AA: I see. But do you have things that, I just know that based on the movement here in the US, that a union that’s recognized by the state enables or unlocks a lot of civil rights that you don’t have otherwise. Like even visitation rights in a hospital, or property rights, inheritance rights, rights to children, if you have a legally recognized marriage by the state, it does make a difference. Is that not the case there?
OK: Well the thing is, even for heterosexual marriages here, the rights that a woman has within a marriage are so limited that they’re not really worth fighting for. For instance, a woman cannot confer citizenship to her children if she’s married to a foreign national. Feminists are still fighting for spousal protections in the event of the death of a spouse as it relates to inheritance. So even heterosexual marriage is not a very great experience here. Therefore fighting for same-sex marriage would not be a good use of anybody’s time. And my personal position really is that there shouldn’t be a system that privileges certain relationships over others, but that’s a whole other conversation. Let’s not even get into that! [laughing]

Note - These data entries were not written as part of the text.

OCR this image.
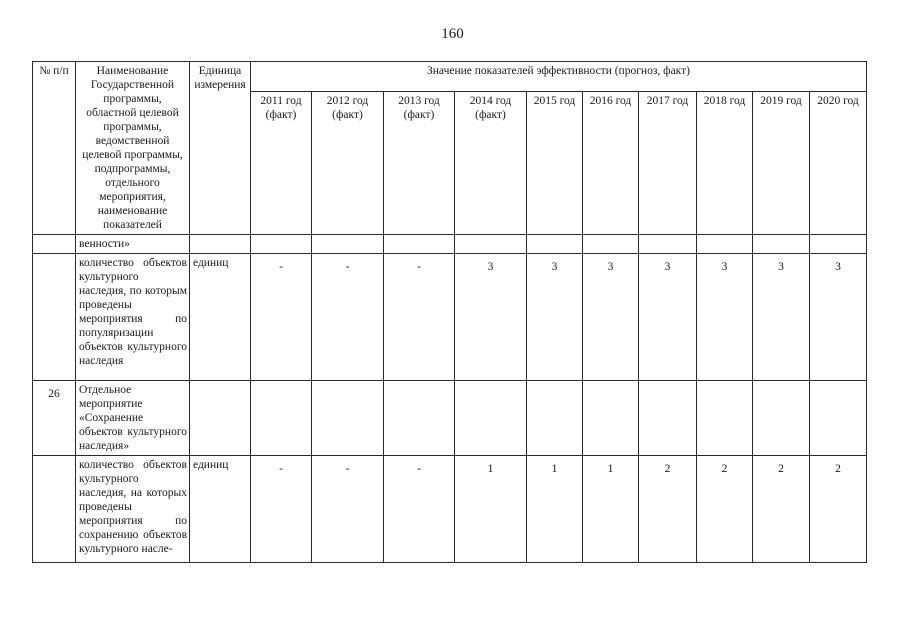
160
№ п/п	Наименование Государственной программы, областной целевой программы, ведомственной целевой программы, подпрограммы, отдельного мероприятия, наименование показателей	Единица измерения	Значение показателей эффективности (прогноз, факт)									
			2011 год (факт)	2012 год (факт)	2013 год (факт)	2014 год (факт)	2015 год	2016 год	2017 год	2018 год	2019 год	2020 год
	венности»											
	количество объектов культурного наследия, по которым проведены мероприятия по популяризации объектов культурного наследия	единиц	-	-	-	3	3	3	3	3	3	3
26	Отдельное мероприятие «Сохранение объектов культурного наследия»											
	количество объектов культурного наследия, на которых проведены мероприятия по сохранению объектов культурного насле-	единиц	-	-	-	1	1	1	2	2	2	2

AA: Wow, that’s so interesting!
OK: Yeah, we have a long way to go. You must remember that our democracy is extremely young, and the laws that we’re fighting against are the most archaic, the most authoritarian, the most dehumanizing laws because the people who designed our original constitution did not see us as humans to begin with. So we’re coming from a very far country, metaphorically. The road that we have to travel is quite long, we haven’t had time to reach our 12th and 14th and 15th amendments.
AA: Yeah, wow, what an interesting way of framing that. Well, Olu, this has just been so illuminating. I’m so grateful for this conversation. I expected to have a complicated conversation and have all kinds of new things introduced, and I’m so grateful for the books that you recommended, so grateful for you sharing all of your experience and wisdom. Are there any last thoughts that you’d like to share with listeners?

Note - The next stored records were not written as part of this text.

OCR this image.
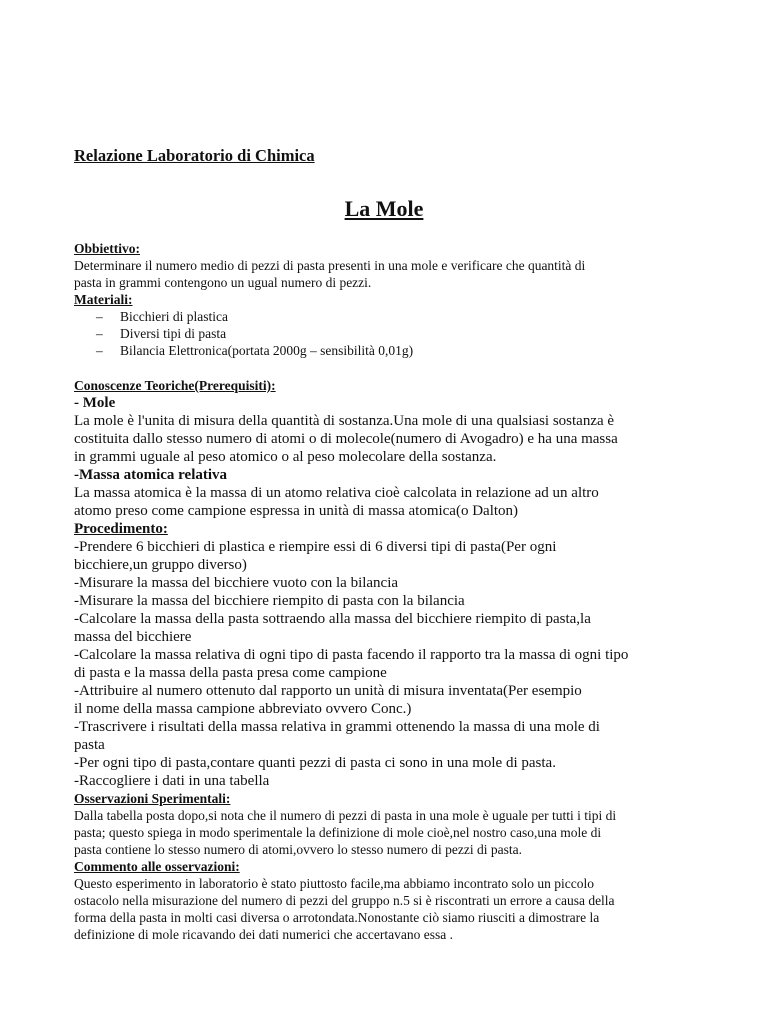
Relazione Laboratorio di Chimica
La Mole
Obbiettivo:
Determinare il numero medio di pezzi di pasta presenti in una mole e verificare che quantità di
pasta in grammi contengono un ugual numero di pezzi.
Materiali:
– Bicchieri di plastica
– Diversi tipi di pasta
– Bilancia Elettronica(portata 2000g – sensibilità 0,01g)
Conoscenze Teoriche(Prerequisiti):
- Mole
La mole è l'unita di misura della quantità di sostanza.Una mole di una qualsiasi sostanza è
costituita dallo stesso numero di atomi o di molecole(numero di Avogadro) e ha una massa
in grammi uguale al peso atomico o al peso molecolare della sostanza.
-Massa atomica relativa
La massa atomica è la massa di un atomo relativa cioè calcolata in relazione ad un altro
atomo preso come campione espressa in unità di massa atomica(o Dalton)
Procedimento:
-Prendere 6 bicchieri di plastica e riempire essi di 6 diversi tipi di pasta(Per ogni
bicchiere,un gruppo diverso)
-Misurare la massa del bicchiere vuoto con la bilancia
-Misurare la massa del bicchiere riempito di pasta con la bilancia
-Calcolare la massa della pasta sottraendo alla massa del bicchiere riempito di pasta,la
massa del bicchiere
-Calcolare la massa relativa di ogni tipo di pasta facendo il rapporto tra la massa di ogni tipo
di pasta e la massa della pasta presa come campione
-Attribuire al numero ottenuto dal rapporto un unità di misura inventata(Per esempio
il nome della massa campione abbreviato ovvero Conc.)
-Trascrivere i risultati della massa relativa in grammi ottenendo la massa di una mole di
pasta
-Per ogni tipo di pasta,contare quanti pezzi di pasta ci sono in una mole di pasta.
-Raccogliere i dati in una tabella
Osservazioni Sperimentali:
Dalla tabella posta dopo,si nota che il numero di pezzi di pasta in una mole è uguale per tutti i tipi di
pasta; questo spiega in modo sperimentale la definizione di mole cioè,nel nostro caso,una mole di
pasta contiene lo stesso numero di atomi,ovvero lo stesso numero di pezzi di pasta.
Commento alle osservazioni:
Questo esperimento in laboratorio è stato piuttosto facile,ma abbiamo incontrato solo un piccolo
ostacolo nella misurazione del numero di pezzi del gruppo n.5 si è riscontrati un errore a causa della
forma della pasta in molti casi diversa o arrotondata.Nonostante ciò siamo riusciti a dimostrare la
definizione di mole ricavando dei dati numerici che accertavano essa .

OK: I think… The world is big, but if you have a bigger heart you’ll be fine. If you have a bigger heart and you have a lot of curiosity, you’ll be fine. The problems are big, the world is bigger, the problems are big but curiosity and generosity of spirit will allow us to imagine new realities and then heed the courage that is necessary to make those realities possible. So just be more open, I’m saying to your listeners, be more open because there’s so much out there.
AA: Beautiful. Well thank you once again for being with us today, I’m so grateful for this conversation.
OK: Thank you so much for having me, Amy, I really enjoyed talking with you.
The world is big,
but if you have a bigger heart you’ll be fine.